Funding is provided through FTA’s Capital Investment Grants (CIG) Program. The funding sets the project on the path to a full funding grant agreement for the project — an estimated $790 million, which is typically paid out over a number of years.
“Reducing congestion on the busy I-5 corridor and strengthening public transit options in King County is a win for our environment and for families, students and workers throughout Puget Sound — and I’m thrilled to see these major investments flow to infrastructure priorities in Washington state,” said U.S. Sen. Patty Murray, D-Wash., in a press release. “While this ‘down payment’ is a positive sign that the federal government will be at the table to help our local leaders see this critical project through, we must all continue working to ensure the final funding agreement gets over the finish line—and I intend to keep doing my part as a voice for our state in the Senate to ensure that happens.”
A light rail extension project in Phoenix and subway project in Los Angeles also received $100 million each.
“These federal grants to Arizona, California and Washington will improve mobility and the quality of life for those who depend on public transit every day,” said U.S. Transportation Secretary Elaine L. Chao in a news release Tuesday that announced the grants.
The CIG Program provides funding for major transit infrastructure capital investments nationwide.

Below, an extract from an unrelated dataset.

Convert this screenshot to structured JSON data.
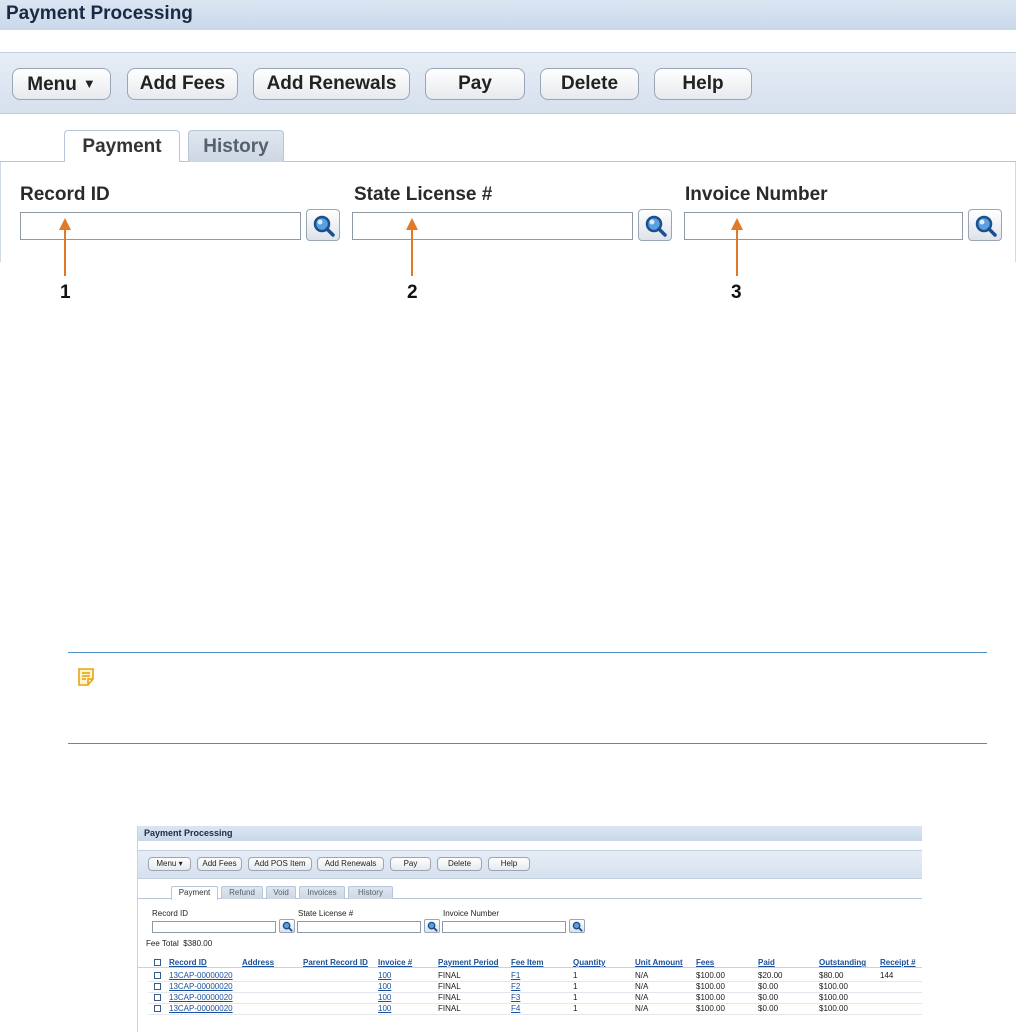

Projects accepted into the program must go through a multi-year, multi-step process according to requirements in law to be eligible for consideration to receive program funds.
The Federal Way link project is a 7.8-mile light rail extension from the Angle Lake station through the cities of SeaTac, Des Moines, Kent and Federal Way, and includes three stations. Construction is scheduled to start next year and the line is expected to open in 2024.
The total cost of the project is $3.1 billion with federal grants covering about 25 percent of the cost. About $1.5 billion will come from Sound Transit dedicated sales, rental car, motor vehicle excise and property tax revenues. Another $629 million is through a loan to be repaid by Sound Transit tax revenues and about $145 million is covered by Sound Transit bond proceeds repaid by tax revenues.
The Transportation Infrastructure Finance and Innovation Act (TIFIA) loan is part of Sound Transit’s TIFIA master credit agreement with the FTA, under which Sound Transit became the first transit agency in the nation to enter into an agreement covering multiple projects. The TIFIA loans save local taxpayers money by granting Sound Transit access to financing with very low interest rates, according to a Sound Transit news release.